How often do these wonderful experiences happen to us in a day? You would expect when I ask a group of people this question there would be a deluge of colourful examples for all to admire. ‘In a day?’ is the usual retort…‘Ever?’!
How sad. Is it that these beautiful events don’t exist, or are they so rare that they might cause the recipient to write to The Times as if it were the first cuckoo of spring? Surely when we are at work, travelling, shopping, at our leisure we experience ‘wow’ all the time. I say this because when I ask the same audience how often they make the effort to surprise and engage their customers, colleagues, family and friends; they claim to do it all of the time, whenever the opportunity arises.

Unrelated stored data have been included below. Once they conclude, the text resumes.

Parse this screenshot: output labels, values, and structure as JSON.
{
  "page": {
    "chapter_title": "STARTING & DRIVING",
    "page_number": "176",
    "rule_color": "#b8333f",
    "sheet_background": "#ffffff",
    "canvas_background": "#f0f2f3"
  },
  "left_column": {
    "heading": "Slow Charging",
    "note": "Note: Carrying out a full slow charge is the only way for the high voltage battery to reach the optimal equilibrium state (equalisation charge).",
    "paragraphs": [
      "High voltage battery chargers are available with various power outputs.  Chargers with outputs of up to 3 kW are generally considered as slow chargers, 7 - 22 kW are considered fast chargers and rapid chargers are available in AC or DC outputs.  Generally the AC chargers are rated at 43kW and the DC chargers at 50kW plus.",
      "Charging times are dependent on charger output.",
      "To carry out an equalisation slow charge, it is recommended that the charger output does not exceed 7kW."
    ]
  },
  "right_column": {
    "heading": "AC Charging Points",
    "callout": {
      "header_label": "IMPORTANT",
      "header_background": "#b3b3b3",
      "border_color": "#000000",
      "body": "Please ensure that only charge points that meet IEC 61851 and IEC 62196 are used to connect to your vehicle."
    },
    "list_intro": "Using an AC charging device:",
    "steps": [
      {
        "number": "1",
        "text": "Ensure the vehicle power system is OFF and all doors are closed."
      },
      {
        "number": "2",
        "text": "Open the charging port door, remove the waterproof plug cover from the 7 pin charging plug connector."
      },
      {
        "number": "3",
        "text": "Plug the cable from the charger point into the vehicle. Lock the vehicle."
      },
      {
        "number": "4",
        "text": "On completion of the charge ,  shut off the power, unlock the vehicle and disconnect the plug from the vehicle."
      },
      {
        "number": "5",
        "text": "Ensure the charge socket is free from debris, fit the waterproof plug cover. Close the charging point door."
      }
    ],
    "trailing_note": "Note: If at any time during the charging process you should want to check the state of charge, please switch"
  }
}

I can only conclude that it is I the intended recipient of this bonhomie that is at fault here. I need to try harder to recognise when my fellows are attempting to ‘wow’ me. Perhaps this lack of skill to appreciate sociable effort requires a national drive of citizen education if so many people are missing the clear signals others are giving. Like all campaigns of this nature it falls upon me to start with my own behaviour. I must try harder.
Here’s the postman. I’ll start with him.
‘Wow’, I was right. I’ve just had a cheery discourse with our postman, what a nice chap, and all that time I thought the crushed letters and bent parcels were a sign he didn’t care. They were in fact simply his way of inviting me to open the door to receive a moment of ‘wow’.
Like Saul on the road to Damascus I have seen the light. It isn’t a lack of ‘wow’ moments; it’s not that people can’t be bothered that’s the problem. It is that I haven’t taken the trouble to give others the opportunity to have their efforts appreciated. From now on I shall dedicate myself to the appreciation of ‘wow’.